Bizim kafamız daha “ondalık sayılar”a basmazken bilmemkimin kızı seviye tespit sınavında en birinci olur; annemiz komşu gününde “bizim kız da çok bir şey Aysel Teyzesi” havası atamaz, kadıncağız mahçup olur.

Daha baba evinde aileye, evden eksik olmayan akrabaya, mahallede konu komşuya, hatta O’na ne oluyorsa bakkala-çakkala bile yaranmayı bir türü beceremez, hayata 5-0 yenik başlarız.
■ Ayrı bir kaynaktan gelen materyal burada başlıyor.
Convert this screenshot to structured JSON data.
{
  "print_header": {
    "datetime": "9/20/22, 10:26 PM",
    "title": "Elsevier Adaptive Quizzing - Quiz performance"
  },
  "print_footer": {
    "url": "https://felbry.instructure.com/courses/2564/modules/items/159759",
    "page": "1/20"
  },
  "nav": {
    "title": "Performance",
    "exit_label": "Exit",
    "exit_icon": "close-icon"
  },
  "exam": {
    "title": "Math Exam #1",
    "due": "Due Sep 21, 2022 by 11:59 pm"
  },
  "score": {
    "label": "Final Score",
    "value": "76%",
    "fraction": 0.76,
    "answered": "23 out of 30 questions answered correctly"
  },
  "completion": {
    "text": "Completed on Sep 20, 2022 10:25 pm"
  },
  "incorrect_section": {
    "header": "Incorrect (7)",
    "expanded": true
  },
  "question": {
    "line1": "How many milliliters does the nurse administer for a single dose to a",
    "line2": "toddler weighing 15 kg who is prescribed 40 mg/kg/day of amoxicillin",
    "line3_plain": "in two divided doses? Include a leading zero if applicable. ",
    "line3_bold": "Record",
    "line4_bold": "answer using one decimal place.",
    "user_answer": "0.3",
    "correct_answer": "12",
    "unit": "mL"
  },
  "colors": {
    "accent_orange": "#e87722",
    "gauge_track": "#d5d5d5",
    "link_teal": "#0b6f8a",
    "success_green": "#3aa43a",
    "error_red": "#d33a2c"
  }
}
Büyüdükçe sağdan soldan etiketler yapışıtırılır üstümüze, kendimizi korumaya çalışmaktan savaşamayız.

Mesela özenir, makyaj yaparız, hemen “boya küpü” derler, yapmazsın “Erkek Fatma” olursun.

Yıllarca çalışırsın profesör olursun zeki olduğun kabul görür ama elbet bir kusurun bulunur, bir bakarsın “çirkin kadın” olursun.
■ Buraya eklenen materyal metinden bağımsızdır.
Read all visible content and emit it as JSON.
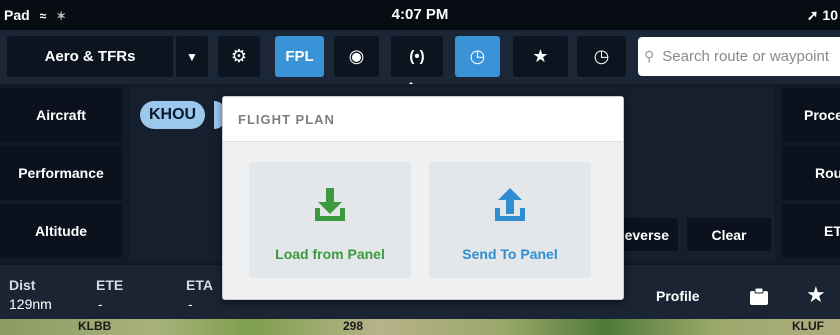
{
  "status": {
    "device": "Pad",
    "time": "4:07 PM",
    "battery": "10"
  },
  "toolbar": {
    "layer": "Aero & TFRs",
    "fpl": "FPL",
    "search_placeholder": "Search route or waypoint"
  },
  "left_buttons": [
    "Aircraft",
    "Performance",
    "Altitude"
  ],
  "right_buttons": [
    "Proce",
    "Rou",
    "ET"
  ],
  "route": {
    "waypoint": "KHOU",
    "reverse": "Reverse",
    "clear": "Clear"
  },
  "info": {
    "dist_label": "Dist",
    "dist_value": "129nm",
    "ete_label": "ETE",
    "ete_value": "-",
    "eta_label": "ETA",
    "eta_value": "-",
    "profile": "Profile"
  },
  "popover": {
    "title": "FLIGHT PLAN",
    "load": "Load from Panel",
    "send": "Send To Panel"
  },
  "map": {
    "labels": [
      "KLBB",
      "298",
      "KLUF"
    ]
  },
  "colors": {
    "accent": "#3a93d6",
    "load_green": "#3c9a3e",
    "send_blue": "#2f8ed2"
  }
}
Miss bilmemne seçilsen, “güzel ama aptal” olursun.

Bir şirkete genel müdür olursun, “kim bilir kimlerle yatmıştır” derler, “kevaşe” olursun.

30’una kadar evlenmediysen, kesin “kız kurusu” olursun.

Jennifer Lopez’inki, Beyonce’ninki dolgun kalçadır, seninki koca popodur; onlar alımlı, seksiyken sen “patates” olursun.

Gömleklerin komşununki gibi “beyaz ötesi” değildir, taa karşı balkonlardan buyrulur “beceriksiz kadın” olursun.

Aldatılırsın, aldatanın ahlaksızlığı sorgulanmaz da sen kocasını boş bıraktığı için gözünü dışarıya diktiren “ilgisiz kadın” olursun.

Ya kendi inancınla ya da aile zoruyla başını kapatırsın “türbanlı”, göze batarsan “sıkmabaş”, biraz sesin çıkarsa “siyasi simge” olursun; eğer canın ister de ayağına spor ayakkabı giyersen “üstü kaval altı şişhane” olursun.

Hayranlık duyulacak bir şey yaptığında “taşaklı hatun”sundur; erkek sıfatıyla onurlandırıldığına (!) tepki verirsen anında “çirkin feminist” olursun.

Aşık olduğun adamın kaşına gözüne değil; kalbine, beynine vurulursun “paragöz” damgası yer oturursun.

Derdini anlatmak için konuşmak istersin, “vırvırcı” olursun.

Mini etek giyersen tacize razı olursun, tecavüze uğrarsan “aranan kadın” olursun, gün gelir “su yolunda kırılan testi”, çok gezersen “motor”, çok eğlenirsen “kaşar” olursun.

Kendini bu ülkenin kızlarına adarsın, Türkan Saylan olursun; kanser illetiyle acı çekerken “yıllarca türbanla uğraştı, sonra türban takmak zorunda kaldı, takdir-i ilahi” derler vicdansızların cümlesine özne olursun.

Dayak yersin, kolun kırılır yeninin içinde kalır.
Sevgilin kıskançlık krizi geçirir, bıçaklar böğründe kalır.
Çarşıya, pazara çıkarsın laf atılır, çamuru senin üstüne kalır.
Abinin kurşunuyla töreye kurban da gidersin; babanın zoruyla kocaya da.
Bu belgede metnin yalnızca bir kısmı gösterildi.